Hybrid AI: Trusted Insight for Pipeline Performance and Efficiency
Pipeline operators are sitting on vast amounts of data, yet much of it goes underutilised. As the sector faces growing pressure to improve performance, cut costs, and reduce energy use, hybrid AI offers a compelling way forward.
Energy Efficiency: A Critical Opportunity
Pipelines are among the most efficient means of fluid transport, but their pumps are heavy energy consumers. In fact, energy use can account for up to 85% of a pump’s lifecycle cost (Sulzer, 2020). Improving energy efficiency represents a major opportunity, but it’s not straightforward.
Operators face the challenge of extracting insight from complex, often siloed SCADA data. These systems were never designed for advanced analytics, leading many to turn to AI in search of deeper operational insights. AI can suggest real-time changes that drive meaningful improvements, but only if operators trust the output.
Why Hybrid AI?
Trust is central to AI adoption in safety-critical environments. That’s why Klarian focuses on hybrid AI - a method that blends statistical learning with deterministic, physics-based models.

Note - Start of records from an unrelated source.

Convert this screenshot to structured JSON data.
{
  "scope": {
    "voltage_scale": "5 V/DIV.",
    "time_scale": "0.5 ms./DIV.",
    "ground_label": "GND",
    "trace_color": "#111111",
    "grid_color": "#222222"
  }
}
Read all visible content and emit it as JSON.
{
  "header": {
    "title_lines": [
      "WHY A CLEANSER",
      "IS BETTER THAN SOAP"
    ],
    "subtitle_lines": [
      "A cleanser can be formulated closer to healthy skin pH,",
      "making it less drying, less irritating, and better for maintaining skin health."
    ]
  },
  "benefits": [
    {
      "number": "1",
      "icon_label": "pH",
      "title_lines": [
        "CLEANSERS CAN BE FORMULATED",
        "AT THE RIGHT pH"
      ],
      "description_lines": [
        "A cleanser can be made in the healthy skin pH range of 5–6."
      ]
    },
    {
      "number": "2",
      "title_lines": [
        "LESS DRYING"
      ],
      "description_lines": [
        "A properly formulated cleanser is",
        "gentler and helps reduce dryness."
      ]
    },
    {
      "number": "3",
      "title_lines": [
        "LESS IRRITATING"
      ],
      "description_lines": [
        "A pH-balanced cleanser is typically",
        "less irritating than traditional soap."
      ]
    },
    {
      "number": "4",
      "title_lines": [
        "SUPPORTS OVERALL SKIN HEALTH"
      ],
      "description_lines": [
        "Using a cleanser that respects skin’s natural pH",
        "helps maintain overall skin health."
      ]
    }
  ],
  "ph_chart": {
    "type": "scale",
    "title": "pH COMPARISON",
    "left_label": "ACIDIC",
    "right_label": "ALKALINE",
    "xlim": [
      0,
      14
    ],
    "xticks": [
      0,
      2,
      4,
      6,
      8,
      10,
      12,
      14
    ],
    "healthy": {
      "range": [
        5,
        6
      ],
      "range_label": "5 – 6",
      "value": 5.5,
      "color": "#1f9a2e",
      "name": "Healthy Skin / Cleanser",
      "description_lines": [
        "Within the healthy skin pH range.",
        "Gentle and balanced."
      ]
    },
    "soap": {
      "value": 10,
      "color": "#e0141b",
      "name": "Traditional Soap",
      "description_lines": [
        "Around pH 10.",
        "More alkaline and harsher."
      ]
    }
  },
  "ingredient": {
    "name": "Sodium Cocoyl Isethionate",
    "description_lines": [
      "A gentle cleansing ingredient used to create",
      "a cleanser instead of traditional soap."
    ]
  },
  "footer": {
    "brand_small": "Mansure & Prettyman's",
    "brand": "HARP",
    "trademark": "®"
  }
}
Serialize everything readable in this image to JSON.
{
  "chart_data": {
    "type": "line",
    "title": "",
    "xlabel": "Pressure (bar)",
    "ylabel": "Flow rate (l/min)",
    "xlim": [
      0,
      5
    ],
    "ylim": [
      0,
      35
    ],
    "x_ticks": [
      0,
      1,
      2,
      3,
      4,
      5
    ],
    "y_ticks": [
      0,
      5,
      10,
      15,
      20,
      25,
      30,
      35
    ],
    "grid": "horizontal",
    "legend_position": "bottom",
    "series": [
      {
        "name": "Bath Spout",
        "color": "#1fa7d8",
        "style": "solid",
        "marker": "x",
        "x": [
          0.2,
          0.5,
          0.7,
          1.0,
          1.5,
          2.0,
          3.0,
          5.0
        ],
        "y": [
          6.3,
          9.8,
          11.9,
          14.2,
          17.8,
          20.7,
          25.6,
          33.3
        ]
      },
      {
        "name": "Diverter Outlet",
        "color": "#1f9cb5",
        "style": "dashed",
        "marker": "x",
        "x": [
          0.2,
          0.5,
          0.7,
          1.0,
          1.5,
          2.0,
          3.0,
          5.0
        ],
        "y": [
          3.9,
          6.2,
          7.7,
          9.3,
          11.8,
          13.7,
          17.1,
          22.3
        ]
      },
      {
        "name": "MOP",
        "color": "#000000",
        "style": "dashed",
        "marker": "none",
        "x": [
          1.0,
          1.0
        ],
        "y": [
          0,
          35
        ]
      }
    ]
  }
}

Statistical models, such as machine learning, are flexible and powerful, particularly in recognising patterns across large datasets. But they’re often seen as “black boxes”, difficult to explain and harder to trust. Deterministic models, by contrast, are grounded in physical laws and deliver transparent results, but they lack predictive agility.
Hybrid AI combines the best of both worlds: predictive power with reliability. Operators can act confidently on powerful recommendations that are grounded in physical reality.
Working with Real-World Data
Real-world pipeline data is rarely perfect. Gaps in SCADA datasets are common, and critical variables may be missing. Sometimes, missing information, such as fluid density, can be inferred through analytical models. Other times, more complex hydraulic or statistical modelling is required.
But greater model complexity introduces potential for greater uncertainty. That’s why Klarian incorporates error propagation throughout the data pipeline. Every result is delivered with confidence intervals, ensuring transparency and reliability.
Sensor reliability is also a key consideration. All sensors carry some level of error and risk of malfunction. Building robust AI solutions requires acknowledging this, and designing with fault tolerance in mind.
Interoperability, Security and Adoption
Another real-world challenge is data integration. Pulling together datasets from across a network, whether via API or simple exports, is essential. Interoperability underpins hybrid AI, alongside robust data security and system integrity.
But successful AI adoption isn’t just a technical challenge, it’s operational. Solutions must be explainable and intuitive for control room operators, or they risk being sidelined. Many AI tools fail not due to poor performance, but because they weren’t embraced by frontline users.
Hybrid AI eases this transition. By combining familiar, trusted models with new predictive capabilities, it creates a smoother path to adoption and delivers results faster.
Building the Future of Pipeline Operations
Introducing AI into pipeline operations brings technical and operational complexity, but the payoff is significant: increased uptime, lower energy costs, and smarter maintenance strategies.
To get there, collaboration is key.
Klarian’s approach ensures that AI tools are developed with operators, not just for them. The result is technology that fits seamlessly into existing workflows, and earns the trust needed to deliver lasting value.
Based on the paper by Dr Liam Trimby, Head of Research and Development, and Clare Acreman, Applied Scientist, at Klarian.